El principal problema es la evidente alergía que amba libertades se proclaman. Si vivimos en sociedad nos encontramos aent la imposibilidad de que los propósitos y actividades de los hombres armonicen entre sí y esto hace necesario establecer una serie de normas comunes que limiten nuestra libertad trazando la difícil frontera entre el ámbito de la vida privada y el de la autoridad pública. Normas autoritarias como cerco a la libertad plena.

Es curioso como las personas hemos aceptado nuestro sino en esta materia como cláusula implícita en el contrato laboral de la vida y luego tratamos de engañarnos en el único espacio de nuestra libertad que no nos pueden quitar y que no es otro que el que se aloja en la propia mente y nos permite proyectar nuestras ideas, reflexionar y discernir en pos de pasar a la acción (o no) fruto de una decisión que, brotando de este lugar, configure un escenario de inicio realmente libre.

Basarnos por ejemplo en el determinismo y tomar como cierto que la libertad de acción está determinada por decisiones que a su vez están totalmente determinadas por causas antecedentes (pues las decisiones y experiencias previas marcan la pauta en este campo), nos obligaría a reconstruir desde la base nuestra concepción de la realidad. O en un enfoque en el que los grados de libertad estuviesen en función de la satisfacción de los deseos y necesidades en el cual podríamos aumentar la libertad de una manera efectiva tanto eliminando éstos como satisfaciéndolos, para ser libres solo deberíamos condicionarnos para olvidar los deseos originarios que decidimos no satisfacer; podríamos borrar la frustración vía eliminación de deseos y sueños que residían en nuestro yo ideal y que pretendíamos alcanzar haciendo uso de una plena (e inexistente) libertad.

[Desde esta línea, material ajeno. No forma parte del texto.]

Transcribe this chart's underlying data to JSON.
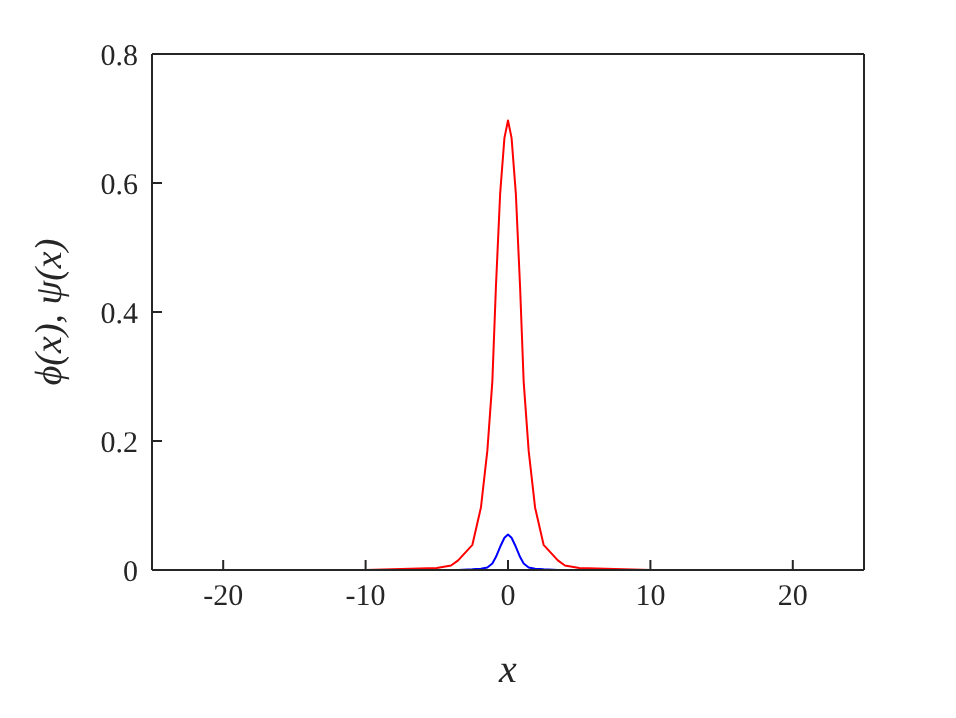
{
  "chart_data": {
    "type": "line",
    "xlabel": "x",
    "ylabel": "ϕ(x), ψ(x)",
    "x": [
      -25,
      -10,
      -5,
      -4,
      -3.5,
      -2.5,
      -1.9,
      -1.45,
      -1.1,
      -0.85,
      -0.55,
      -0.25,
      0,
      0.25,
      0.55,
      0.85,
      1.1,
      1.45,
      1.9,
      2.5,
      3.5,
      4,
      5,
      10,
      25
    ],
    "series": [
      {
        "color": "#ff0000",
        "values": [
          0,
          0,
          0.003,
          0.007,
          0.015,
          0.039,
          0.097,
          0.185,
          0.292,
          0.438,
          0.584,
          0.67,
          0.697,
          0.67,
          0.584,
          0.438,
          0.292,
          0.185,
          0.097,
          0.039,
          0.015,
          0.007,
          0.003,
          0,
          0
        ]
      },
      {
        "color": "#0000ff",
        "values": [
          null,
          null,
          null,
          0,
          0,
          0.001,
          0.002,
          0.004,
          0.01,
          0.02,
          0.036,
          0.05,
          0.055,
          0.05,
          0.036,
          0.02,
          0.01,
          0.004,
          0.002,
          0.001,
          0,
          0,
          null,
          null,
          null
        ]
      }
    ],
    "xlim": [
      -25,
      25
    ],
    "xticks": [
      -20,
      -10,
      0,
      10,
      20
    ],
    "ylim": [
      0,
      0.8
    ],
    "yticks": [
      0,
      0.2,
      0.4,
      0.6,
      0.8
    ],
    "grid": false,
    "legend": false,
    "marker": "none",
    "line_style": "solid"
  }
}
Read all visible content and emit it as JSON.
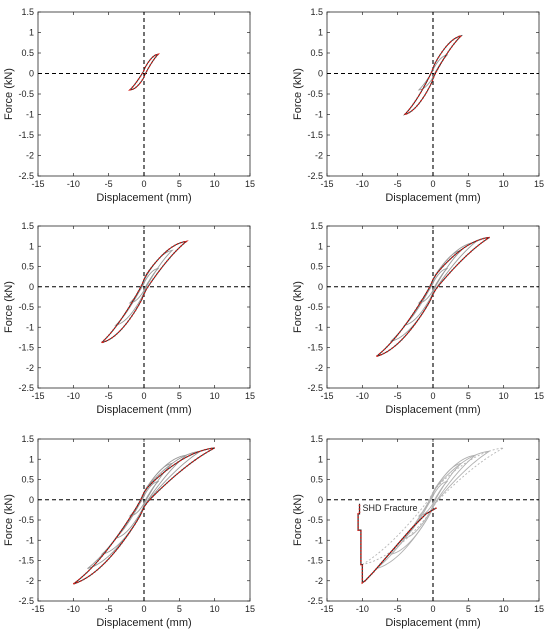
{
  "figure": {
    "colors": {
      "axes": "#262626",
      "zero_lines": "#000000",
      "loop_grey": "#9a9a9a",
      "loop_red": "#d9201a",
      "loop_dark": "#2b2b2b"
    }
  },
  "chart_data": [
    {
      "type": "line",
      "xlabel": "Displacement (mm)",
      "ylabel": "Force (kN)",
      "xlim": [
        -15,
        15
      ],
      "ylim": [
        -2.5,
        1.5
      ],
      "xticks": [
        -15,
        -10,
        -5,
        0,
        5,
        10,
        15
      ],
      "yticks": [
        1.5,
        1,
        0.5,
        0,
        -0.5,
        -1,
        -1.5,
        -2,
        -2.5
      ],
      "zero_lines": "dashed",
      "grid": false,
      "loops": [
        {
          "amplitude_mm": 2,
          "peak_force_kN": 0.47,
          "min_force_kN": -0.4,
          "style": "red-dotted"
        }
      ]
    },
    {
      "type": "line",
      "xlabel": "Displacement (mm)",
      "ylabel": "Force (kN)",
      "xlim": [
        -15,
        15
      ],
      "ylim": [
        -2.5,
        1.5
      ],
      "xticks": [
        -15,
        -10,
        -5,
        0,
        5,
        10,
        15
      ],
      "yticks": [
        1.5,
        1,
        0.5,
        0,
        -0.5,
        -1,
        -1.5,
        -2,
        -2.5
      ],
      "zero_lines": "dashed",
      "grid": false,
      "loops": [
        {
          "amplitude_mm": 2,
          "peak_force_kN": 0.45,
          "min_force_kN": -0.4,
          "style": "grey"
        },
        {
          "amplitude_mm": 4,
          "peak_force_kN": 0.92,
          "min_force_kN": -1.0,
          "style": "red-dotted"
        }
      ]
    },
    {
      "type": "line",
      "xlabel": "Displacement (mm)",
      "ylabel": "Force (kN)",
      "xlim": [
        -15,
        15
      ],
      "ylim": [
        -2.5,
        1.5
      ],
      "xticks": [
        -15,
        -10,
        -5,
        0,
        5,
        10,
        15
      ],
      "yticks": [
        1.5,
        1,
        0.5,
        0,
        -0.5,
        -1,
        -1.5,
        -2,
        -2.5
      ],
      "zero_lines": "dashed",
      "grid": false,
      "loops": [
        {
          "amplitude_mm": 2,
          "peak_force_kN": 0.45,
          "min_force_kN": -0.4,
          "style": "grey"
        },
        {
          "amplitude_mm": 4,
          "peak_force_kN": 0.9,
          "min_force_kN": -0.95,
          "style": "grey"
        },
        {
          "amplitude_mm": 6,
          "peak_force_kN": 1.12,
          "min_force_kN": -1.38,
          "style": "red-dotted"
        }
      ]
    },
    {
      "type": "line",
      "xlabel": "Displacement (mm)",
      "ylabel": "Force (kN)",
      "xlim": [
        -15,
        15
      ],
      "ylim": [
        -2.5,
        1.5
      ],
      "xticks": [
        -15,
        -10,
        -5,
        0,
        5,
        10,
        15
      ],
      "yticks": [
        1.5,
        1,
        0.5,
        0,
        -0.5,
        -1,
        -1.5,
        -2,
        -2.5
      ],
      "zero_lines": "dashed",
      "grid": false,
      "loops": [
        {
          "amplitude_mm": 2,
          "peak_force_kN": 0.45,
          "min_force_kN": -0.4,
          "style": "grey"
        },
        {
          "amplitude_mm": 4,
          "peak_force_kN": 0.9,
          "min_force_kN": -0.95,
          "style": "grey"
        },
        {
          "amplitude_mm": 6,
          "peak_force_kN": 1.1,
          "min_force_kN": -1.35,
          "style": "grey"
        },
        {
          "amplitude_mm": 8,
          "peak_force_kN": 1.22,
          "min_force_kN": -1.72,
          "style": "red-dotted"
        }
      ]
    },
    {
      "type": "line",
      "xlabel": "Displacement (mm)",
      "ylabel": "Force (kN)",
      "xlim": [
        -15,
        15
      ],
      "ylim": [
        -2.5,
        1.5
      ],
      "xticks": [
        -15,
        -10,
        -5,
        0,
        5,
        10,
        15
      ],
      "yticks": [
        1.5,
        1,
        0.5,
        0,
        -0.5,
        -1,
        -1.5,
        -2,
        -2.5
      ],
      "zero_lines": "dashed",
      "grid": false,
      "loops": [
        {
          "amplitude_mm": 2,
          "peak_force_kN": 0.45,
          "min_force_kN": -0.4,
          "style": "grey"
        },
        {
          "amplitude_mm": 4,
          "peak_force_kN": 0.9,
          "min_force_kN": -0.95,
          "style": "grey"
        },
        {
          "amplitude_mm": 6,
          "peak_force_kN": 1.1,
          "min_force_kN": -1.35,
          "style": "grey"
        },
        {
          "amplitude_mm": 8,
          "peak_force_kN": 1.2,
          "min_force_kN": -1.7,
          "style": "grey"
        },
        {
          "amplitude_mm": 10,
          "peak_force_kN": 1.28,
          "min_force_kN": -2.08,
          "style": "red-dotted"
        }
      ]
    },
    {
      "type": "line",
      "xlabel": "Displacement (mm)",
      "ylabel": "Force (kN)",
      "xlim": [
        -15,
        15
      ],
      "ylim": [
        -2.5,
        1.5
      ],
      "xticks": [
        -15,
        -10,
        -5,
        0,
        5,
        10,
        15
      ],
      "yticks": [
        1.5,
        1,
        0.5,
        0,
        -0.5,
        -1,
        -1.5,
        -2,
        -2.5
      ],
      "zero_lines": "dashed",
      "grid": false,
      "loops": [
        {
          "amplitude_mm": 2,
          "peak_force_kN": 0.45,
          "min_force_kN": -0.4,
          "style": "light-grey"
        },
        {
          "amplitude_mm": 4,
          "peak_force_kN": 0.9,
          "min_force_kN": -0.95,
          "style": "light-grey"
        },
        {
          "amplitude_mm": 6,
          "peak_force_kN": 1.1,
          "min_force_kN": -1.35,
          "style": "light-grey"
        },
        {
          "amplitude_mm": 8,
          "peak_force_kN": 1.2,
          "min_force_kN": -1.7,
          "style": "light-grey"
        },
        {
          "amplitude_mm": 10,
          "peak_force_kN": 1.28,
          "min_force_kN": -1.6,
          "style": "light-grey-dotted"
        }
      ],
      "fracture_path": {
        "x": [
          0.5,
          -1,
          -3,
          -5,
          -7,
          -8.5,
          -9.6,
          -10,
          -10,
          -10.2,
          -10.2,
          -10.6,
          -10.6,
          -10.4,
          -10.4
        ],
        "y": [
          -0.2,
          -0.35,
          -0.7,
          -1.1,
          -1.5,
          -1.8,
          -2.0,
          -2.05,
          -1.6,
          -1.6,
          -0.75,
          -0.75,
          -0.35,
          -0.35,
          -0.1
        ]
      },
      "annotation": {
        "text": "SHD Fracture",
        "x": -10.4,
        "y": -0.2
      }
    }
  ]
}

Esta manera de autocomplacernos mediante la ceguera espiritual y amputacón de las partes de nuestro yo más profundo para sentirnos en un estado de colocón autonómico donde somos minimamente libres y dueños de nuestras vidas se completa con el análisis al más puro estilo econométrico que empleamos incluyendo todas las variables que forman parte de este conjunto de deseos, experiencias, factores externos, etc. que irrumpen en nuestro ideal de libertad. El principal error de regirlo todo mediante leyes causales y probabilidades será que cuanto mayor sea el número de variables a incluir que seamos capaces de discernir más abrumadora será la tarea de deducir cualquier consecuencia y peso en la ecuación de cada una de ellas. Además, cada consecuencia reafectará al conjunto del todo en el que se incluiría el resto de la incontable totalidad de las cosas y acontecimientos que nos rodeen hasta alcanzar el colapso mental. En consecuencia, cuanto más completo sea nuestro conocimiento de los hechos y de sus conexiones más difícil será concebir alternativas y más fija parecerá la estructura de nuestra sociedad y menos libres los actos que acomentamos. Queríamos controlar un puñado de variables y ahora es el conjunto de ellas el que nos domina. El incompleto inexplicable. Inquietud. Infelicidad.

Con todo esto no queda otra que añadir ‘libertad real y plena’ al saco de las utopías, aunque nos creamos dueños de, al menos, parte de ella. La SOCIEDAD LIBRE que definía Van Parijs  como aquella cuyos miembros son “todos realmente libres” y en la que existe alguna estructura de derechos bien defendida donde cada persona es propietaria de sí misma y tiene la mayor oportunidad posible para hacer cualquier cosa que pudiera querer hacer no es si no un inconcebible en el mundo actual; una idea más cercana al sistema capitalista o a modelos de gestión política que a la propia vida del ser humano. Era previsible; al fin y al cabo, somos parte de una confabulación de cosas más amplia de lo que jamás podremos entender.